Cliffs to lay off 125 workers at Northshore as production is cutAbout 125 employees of Northshore Mining will be laid off Jan. 5 when the taconite operation idles two of its four pelletizing lines, according to an announcement issued Monday by the mine’s owner and operator, Cliffs Natural Resources.
By: Peter Passi, Duluth News Tribune
About 125 employees of Northshore Mining will be laid off Jan. 5 when the taconite operation idles two of its four pelletizing lines, according to an announcement issued Monday by the mine’s owner and operator, Cliffs Natural Resources.
The pending layoffs will affect people working at Northshore’s mine in Babbitt in addition to those working at the production facility in Silver Bay, but the exact breakdown of how many jobs will be trimmed at each location has not yet been determined, said Sandra Karnowski, Cliffs’ district manager of public affairs.
Northshore Mining plans to operate with just two lines during 2013, but Karnowski said Cliffs will continue to monitor market conditions and will make upward or downward adjustments during the year as warranted by demand.
The layoffs will affect about 19 percent of Northshore’s 671-person work force, which has no union representation.
Cliffs also announced Monday that it will temporarily halt production at its Empire Mine in Michigan in April or May of 2013. The company reported this “extended summer shutdown” will result in the furlough of about 500 people.
Laid off employees at Northshore and Empire will receive supplemental unemployment pay and benefits based on their length of service to the company, Karnowski said.
Karnowski said the decision to cut output at the Northshore and Empire mines is not a reflection of the facilities’ production costs. She said the decision was based on the customers they serve.
Pellets from the plants feed blast furnaces producing hot-rolled steel that goes into products such as automobiles and household appliances. While 2013 is forecast to bring decent growth in auto sales, many of those vehicles will be imported from Japan and Europe, Joseph Carrabba, Cliffs’ chairman, CEO and president, said during a recent earnings call.
Likewise, Carrabba said much of the steel pipe now in demand for oil and gas transport is coming from foreign sources, too.
Cliffs anticipates that the steel market will utilize only about 70 percent of the North American steelmaking capacity in 2013. That’s right around where the rate now sits.
In late September, Moody’s lowered its outlook for the U.S. steel industry to “negative,” indicating that until U.S. mills were consistently operating at 75 to 80 percent of capacity it would not upgrade its assessment to “stable.”
Craig Pagel, president of the Iron Mining Association of Minnesota, said he’s aware of no other Iron Range mines planning to throttle back production, and said it would be a mistake to read too much into Cliff’s actions.
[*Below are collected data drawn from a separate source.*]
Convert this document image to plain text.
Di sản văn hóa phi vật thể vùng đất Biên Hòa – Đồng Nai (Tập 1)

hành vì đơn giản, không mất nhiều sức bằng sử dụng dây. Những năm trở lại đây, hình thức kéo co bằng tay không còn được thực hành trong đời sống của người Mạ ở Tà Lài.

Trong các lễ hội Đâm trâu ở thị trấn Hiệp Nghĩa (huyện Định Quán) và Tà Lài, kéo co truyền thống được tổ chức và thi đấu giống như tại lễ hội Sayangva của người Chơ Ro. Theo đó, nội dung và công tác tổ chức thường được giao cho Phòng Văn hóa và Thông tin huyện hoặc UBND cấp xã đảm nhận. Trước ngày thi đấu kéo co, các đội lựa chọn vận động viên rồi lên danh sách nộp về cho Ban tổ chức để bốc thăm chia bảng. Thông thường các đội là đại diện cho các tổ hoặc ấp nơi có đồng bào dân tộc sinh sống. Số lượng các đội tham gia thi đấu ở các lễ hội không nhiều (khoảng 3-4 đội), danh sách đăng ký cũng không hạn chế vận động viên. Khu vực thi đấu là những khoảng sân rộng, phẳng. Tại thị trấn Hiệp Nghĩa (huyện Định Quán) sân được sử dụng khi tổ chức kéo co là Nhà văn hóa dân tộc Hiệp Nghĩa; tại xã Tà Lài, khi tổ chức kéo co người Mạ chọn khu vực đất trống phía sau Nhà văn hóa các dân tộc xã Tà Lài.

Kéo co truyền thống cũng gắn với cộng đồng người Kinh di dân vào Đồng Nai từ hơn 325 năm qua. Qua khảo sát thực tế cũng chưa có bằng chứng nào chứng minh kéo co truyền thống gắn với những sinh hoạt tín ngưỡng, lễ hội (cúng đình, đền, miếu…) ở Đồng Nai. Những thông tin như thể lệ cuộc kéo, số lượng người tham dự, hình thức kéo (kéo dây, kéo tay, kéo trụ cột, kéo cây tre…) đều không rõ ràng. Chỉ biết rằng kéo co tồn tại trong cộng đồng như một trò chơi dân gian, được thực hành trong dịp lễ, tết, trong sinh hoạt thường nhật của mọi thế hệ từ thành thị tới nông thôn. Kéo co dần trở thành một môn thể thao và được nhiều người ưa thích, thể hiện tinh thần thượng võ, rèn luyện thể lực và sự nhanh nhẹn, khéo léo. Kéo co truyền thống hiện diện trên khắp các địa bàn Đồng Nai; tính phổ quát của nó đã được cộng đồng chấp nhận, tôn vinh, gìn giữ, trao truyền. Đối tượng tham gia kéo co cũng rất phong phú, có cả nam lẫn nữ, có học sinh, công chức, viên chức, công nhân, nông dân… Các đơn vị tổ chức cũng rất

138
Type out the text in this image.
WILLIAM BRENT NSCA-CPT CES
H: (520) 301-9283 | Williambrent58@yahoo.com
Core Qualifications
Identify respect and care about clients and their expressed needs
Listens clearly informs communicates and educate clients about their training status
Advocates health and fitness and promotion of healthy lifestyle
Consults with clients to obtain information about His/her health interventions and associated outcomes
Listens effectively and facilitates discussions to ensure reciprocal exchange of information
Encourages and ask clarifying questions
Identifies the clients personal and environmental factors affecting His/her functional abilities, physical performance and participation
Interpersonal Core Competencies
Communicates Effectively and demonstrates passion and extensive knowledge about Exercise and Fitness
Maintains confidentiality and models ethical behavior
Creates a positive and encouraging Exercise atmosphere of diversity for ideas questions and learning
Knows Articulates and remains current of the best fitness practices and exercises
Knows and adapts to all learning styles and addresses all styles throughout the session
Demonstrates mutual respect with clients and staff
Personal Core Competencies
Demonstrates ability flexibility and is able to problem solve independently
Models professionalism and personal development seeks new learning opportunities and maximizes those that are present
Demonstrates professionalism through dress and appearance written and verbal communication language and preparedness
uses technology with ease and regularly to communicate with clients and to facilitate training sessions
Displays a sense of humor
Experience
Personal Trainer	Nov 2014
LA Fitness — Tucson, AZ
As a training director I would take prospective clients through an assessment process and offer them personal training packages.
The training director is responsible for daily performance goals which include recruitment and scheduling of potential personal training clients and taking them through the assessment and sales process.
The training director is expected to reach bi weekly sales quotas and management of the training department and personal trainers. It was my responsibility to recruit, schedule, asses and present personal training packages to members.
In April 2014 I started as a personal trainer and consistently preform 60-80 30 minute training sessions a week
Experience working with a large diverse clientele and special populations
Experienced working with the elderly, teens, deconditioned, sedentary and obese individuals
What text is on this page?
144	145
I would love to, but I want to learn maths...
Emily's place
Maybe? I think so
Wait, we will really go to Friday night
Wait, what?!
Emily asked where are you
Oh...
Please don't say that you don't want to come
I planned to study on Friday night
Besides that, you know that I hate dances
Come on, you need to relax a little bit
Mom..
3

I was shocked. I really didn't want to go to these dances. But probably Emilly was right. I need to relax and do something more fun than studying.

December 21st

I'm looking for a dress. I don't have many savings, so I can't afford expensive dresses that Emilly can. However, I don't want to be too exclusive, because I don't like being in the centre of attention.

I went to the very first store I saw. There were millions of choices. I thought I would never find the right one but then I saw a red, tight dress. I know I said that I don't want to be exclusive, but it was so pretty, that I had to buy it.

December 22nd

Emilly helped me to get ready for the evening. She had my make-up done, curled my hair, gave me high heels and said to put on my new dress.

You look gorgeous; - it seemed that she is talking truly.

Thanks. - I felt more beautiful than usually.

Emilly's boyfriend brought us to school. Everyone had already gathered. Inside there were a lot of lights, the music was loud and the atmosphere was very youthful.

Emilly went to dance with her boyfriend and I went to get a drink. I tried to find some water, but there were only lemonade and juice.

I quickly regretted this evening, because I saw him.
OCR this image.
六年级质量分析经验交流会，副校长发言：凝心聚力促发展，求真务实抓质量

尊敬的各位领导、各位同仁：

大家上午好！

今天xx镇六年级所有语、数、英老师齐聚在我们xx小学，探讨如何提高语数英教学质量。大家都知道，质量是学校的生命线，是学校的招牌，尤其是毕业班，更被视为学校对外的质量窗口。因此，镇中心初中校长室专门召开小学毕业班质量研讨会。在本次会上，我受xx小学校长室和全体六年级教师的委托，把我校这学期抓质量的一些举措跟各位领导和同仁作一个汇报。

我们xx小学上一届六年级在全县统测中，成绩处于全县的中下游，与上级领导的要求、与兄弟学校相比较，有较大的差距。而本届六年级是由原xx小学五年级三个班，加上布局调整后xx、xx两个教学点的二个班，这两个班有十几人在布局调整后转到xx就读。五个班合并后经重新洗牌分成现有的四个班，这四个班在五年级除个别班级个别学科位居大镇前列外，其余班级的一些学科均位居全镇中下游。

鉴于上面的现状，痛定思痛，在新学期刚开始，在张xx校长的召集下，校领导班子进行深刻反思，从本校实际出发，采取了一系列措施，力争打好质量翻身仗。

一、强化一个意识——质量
“I don’t believe a short-term market indicator is a long-term trend,” he said.
Chinese demand down
Peter Kakela, a Michigan State University professor and mining expert, said the biggest influence on iron prices has been Chinese demand.
China purchases nearly half of all steel produced in the U.S. and has driven global demand for the building material. But this year, China lowered its growth rate target to 7.5 percent — the slowest pace in eight years — and markets reacted.
Iron fines that had sold for $139 per ton in June fell to $89 in September, shedding more than one-third of their former value.
Kakela noted that the price has since strengthened, ending last week at more than $123 per ton. Nevertheless, he said: “That kind of volatility sends jitters through the industry.”
Kakela views Cliffs’ plans to trim production as a modest adjustment in a period of uncertainty.
“I do not see this as a big downward slope, but I also say that with my fingers crossed,” he said.
“We’re still in a slow climb out of recession, and up to this point, I think iron ore and steel have actually done better than the rest of the economy,” Kakela said. “I don’t see anything like the situation in 2008.”
Indeed, Minnesota’s iron mining industry entered this year boasting the highest employment and wages it had paid in in more than a decade.
Pagel takes encouragement from the industry’s performance.
“Iron mining is a leading indicator of our economy,” he said. “It goes into everything from paper clips to ships. If a product’s not made out of iron, chances are that you still need iron to produce it.”
All six taconite plants in the state are now operating — a far cry from 2009, when all of them ceased production at one time or another.
Northshore Mining’s last shutdown that was unrelated to maintenance occurred during the second quarter of 2009. In 2010, it went from operating two pellet lines to four and has remained at that level since then.